Years have passed with death

But inches maybe even less

Combined with their ignorance

Snuffed your young existence

In God’s hand you’ll surely be

Not some lifer from before

But just a lowly PFC.

 

Nate McFadden interviewed his father before taking him on a trip to Viet Nam. Thomas McFadden lives in Maine with his wife, Sharon.

 

 

Nate McFadden doesn’t like admitting he’s an artist; he will admit to leading an extremely lucky life. Born on Friday the 13th, he grew up in Houlton, Maine, where locals grow potatoes and fear being annihilated in a nuclear attack (due to their proximity to a missile launch site). Mom survived his difficult birth, despite the cancer that wracked her body. Dad survived the Vietnam War, although he refused to carry a gun. Nate’s grandfather taught him how to tell stories, and his grandmother gave him a second home filled with cookies and love. Early in life, he discovered his religion: music. His next-door neighbor, a college professor, trained him to play multiple instruments, arrange symphonies and compose his own pieces by the age of 11. Nate studied film at Emerson College for several years before dropping out. He considered becoming a homicide detective, but music drew him into its creative clutches.

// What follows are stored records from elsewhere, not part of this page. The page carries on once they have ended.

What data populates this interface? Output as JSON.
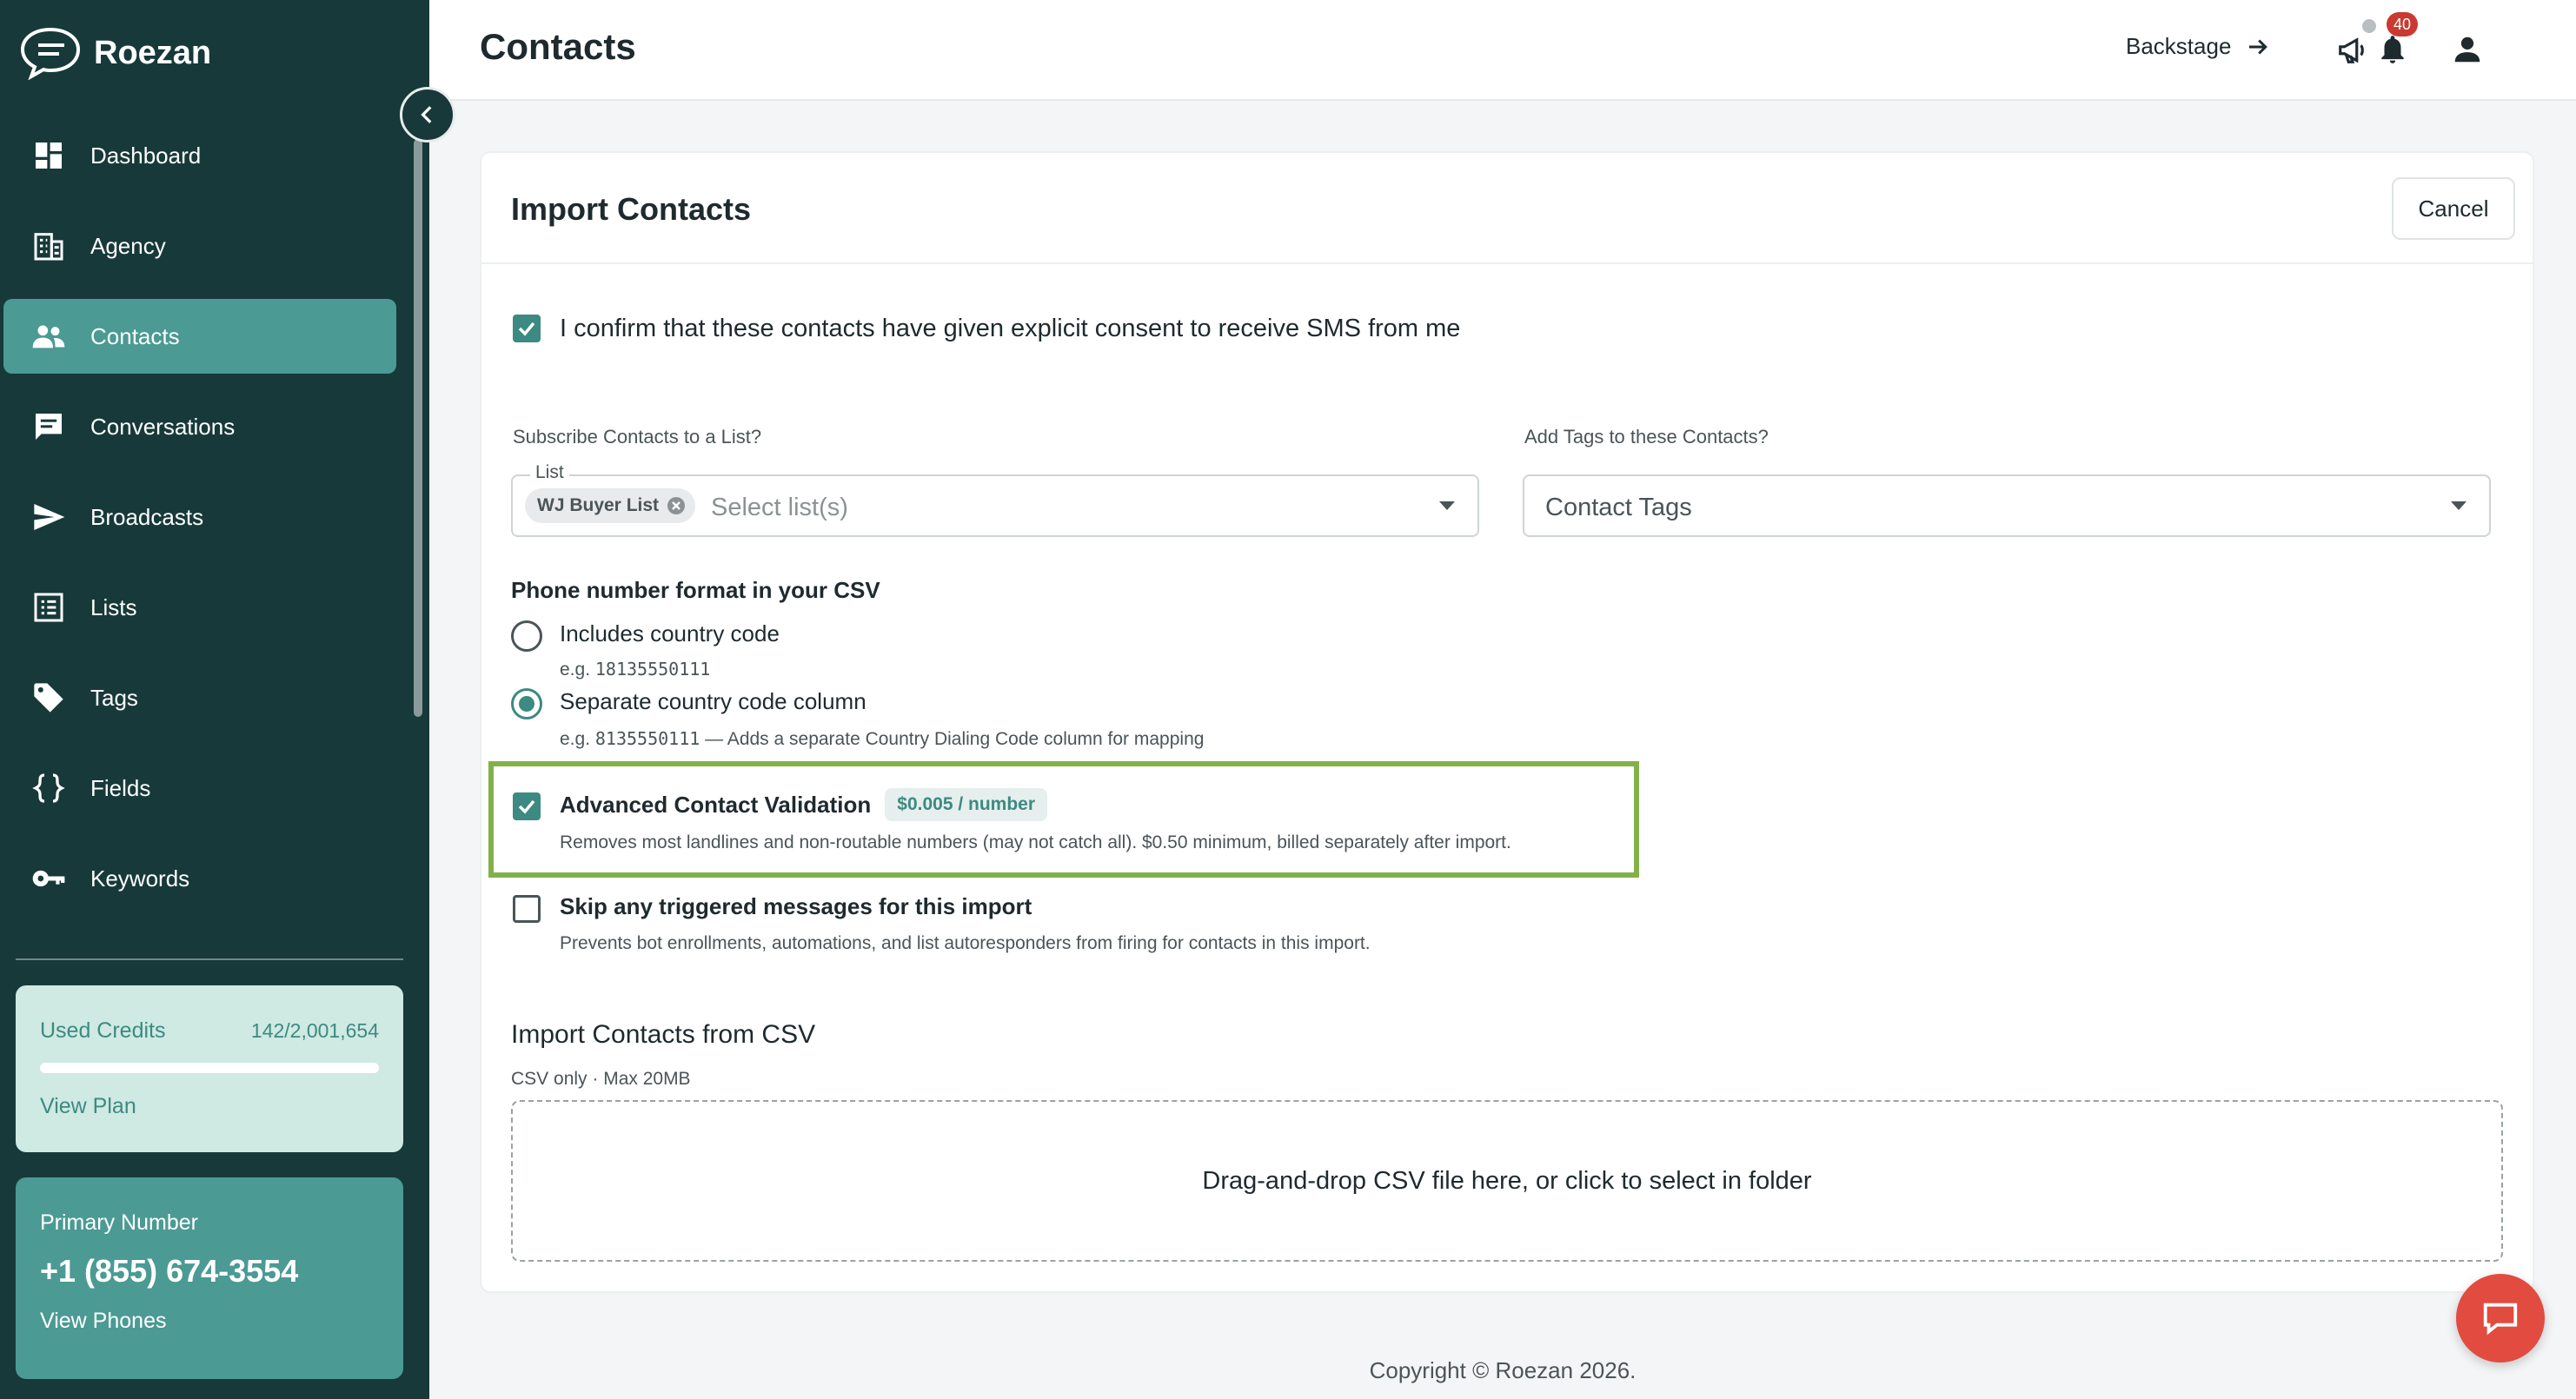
{
  "app": {
    "name": "Roezan"
  },
  "sidebar": {
    "items": [
      {
        "label": "Dashboard",
        "icon": "dashboard-icon"
      },
      {
        "label": "Agency",
        "icon": "building-icon"
      },
      {
        "label": "Contacts",
        "icon": "people-icon",
        "active": true
      },
      {
        "label": "Conversations",
        "icon": "chat-icon"
      },
      {
        "label": "Broadcasts",
        "icon": "send-icon"
      },
      {
        "label": "Lists",
        "icon": "list-icon"
      },
      {
        "label": "Tags",
        "icon": "tag-icon"
      },
      {
        "label": "Fields",
        "icon": "braces-icon"
      },
      {
        "label": "Keywords",
        "icon": "key-icon"
      }
    ],
    "credits": {
      "label": "Used Credits",
      "value": "142/2,001,654",
      "used_fraction": 7e-05,
      "link": "View Plan"
    },
    "primary_number": {
      "label": "Primary Number",
      "value": "+1 (855) 674-3554",
      "link": "View Phones"
    }
  },
  "header": {
    "title": "Contacts",
    "backstage_label": "Backstage",
    "notification_count": "40"
  },
  "import": {
    "title": "Import Contacts",
    "cancel_label": "Cancel",
    "consent": {
      "text": "I confirm that these contacts have given explicit consent to receive SMS from me",
      "checked": true
    },
    "subscribe": {
      "label": "Subscribe Contacts to a List?",
      "field_legend": "List",
      "chip": "WJ Buyer List",
      "placeholder": "Select list(s)"
    },
    "tags": {
      "label": "Add Tags to these Contacts?",
      "placeholder": "Contact Tags"
    },
    "phone_format": {
      "label": "Phone number format in your CSV",
      "options": [
        {
          "label": "Includes country code",
          "hint_prefix": "e.g.",
          "hint_example": "18135550111",
          "hint_suffix": "",
          "selected": false
        },
        {
          "label": "Separate country code column",
          "hint_prefix": "e.g.",
          "hint_example": "8135550111",
          "hint_suffix": " — Adds a separate Country Dialing Code column for mapping",
          "selected": true
        }
      ]
    },
    "validation": {
      "label": "Advanced Contact Validation",
      "price": "$0.005 / number",
      "description": "Removes most landlines and non-routable numbers (may not catch all). $0.50 minimum, billed separately after import.",
      "checked": true
    },
    "skip_triggers": {
      "label": "Skip any triggered messages for this import",
      "description": "Prevents bot enrollments, automations, and list autoresponders from firing for contacts in this import.",
      "checked": false
    },
    "csv": {
      "title": "Import Contacts from CSV",
      "subtitle": "CSV only · Max 20MB",
      "dropzone": "Drag-and-drop CSV file here, or click to select in folder"
    }
  },
  "footer": {
    "copyright": "Copyright © Roezan 2026."
  },
  "colors": {
    "sidebar_bg": "#17393a",
    "accent": "#3c8a82",
    "active_nav": "#4b9a94",
    "highlight_border": "#82b14a",
    "badge": "#c93a32",
    "chat_fab": "#e24b3f"
  }
}
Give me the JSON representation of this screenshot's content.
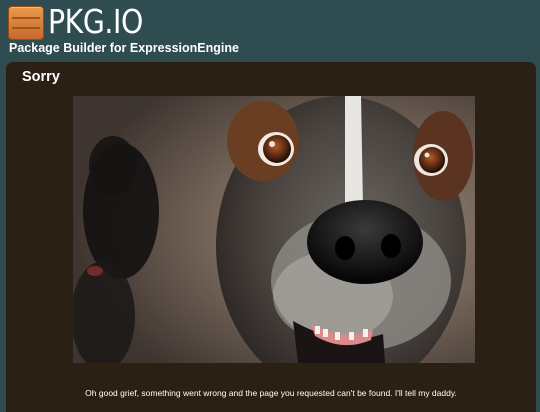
{
  "header": {
    "logo_text": "PKG.IO",
    "tagline": "Package Builder for ExpressionEngine",
    "logo_icon": "package-box-icon",
    "colors": {
      "header_bg": "#2f4d51",
      "panel_bg": "#2a2013",
      "logo_orange": "#e08a3c"
    }
  },
  "main": {
    "title": "Sorry",
    "image": {
      "semantic": "dog-photo"
    },
    "message": "Oh good grief, something went wrong and the page you requested can't be found. I'll tell my daddy."
  }
}
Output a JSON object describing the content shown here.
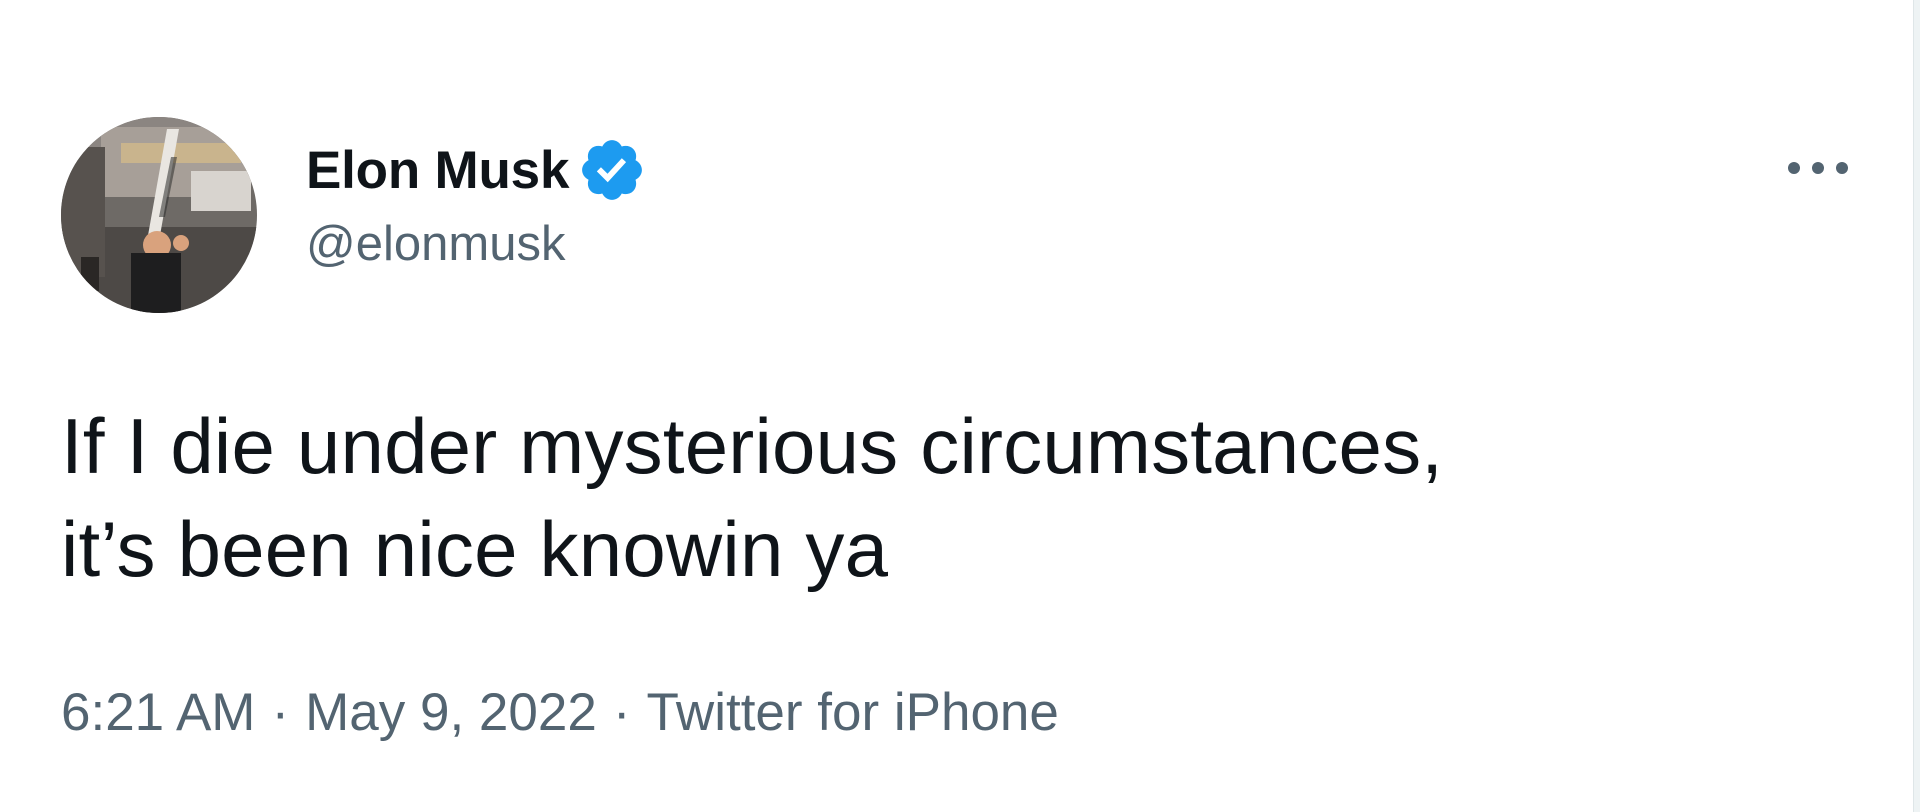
{
  "author": {
    "display_name": "Elon Musk",
    "handle": "@elonmusk",
    "verified_icon": "verified-badge-icon",
    "avatar_icon": "profile-photo"
  },
  "menu": {
    "more_icon": "more-options-icon"
  },
  "tweet": {
    "text": "If I die under mysterious circumstances,\nit’s been nice knowin ya",
    "time": "6:21 AM",
    "date": "May 9, 2022",
    "source": "Twitter for iPhone",
    "separator": "·"
  },
  "colors": {
    "primary_text": "#0f1419",
    "secondary_text": "#536471",
    "verified_blue": "#1d9bf0",
    "background": "#ffffff"
  }
}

He played in rock bands, hosted radio programs and bugled TAPS at military funerals. He also worked as a janitor, a cheesemonger, and a caviar buyer. He once hosted a party at his home and there met his future wife, Christina. She remembers this; he doesn’t; but they’ve been together now for more than two decades. He says the only reason he’s successful in business is because Christina taught him not to be an idiot. They moved to California together in the late 90s and within a few years, Nate landed a job at Apple. He now works for Adobe, where he fixes organizational problems and helps build tools that enable others to tell their stories. Fixing things is more than a career, for Nate. It’s inspiration, and maybe even compulsion. His writing, comedy, visual art and audio documentaries all evolve out of his desire to change the world. He uses satire and other forms of storytelling to inspire empathy and give voice to underdogs. Ultimately, he wants to put an end to genocide and slavery. A lofty goal, but one he believes is possible through art and stories. “The more we know, the less we want to kill each other,” he says. Nate believes in reincarnation, but he is aware this lucky life is his last. He’s still not willing to call himself an artist, though. A fixer, maybe.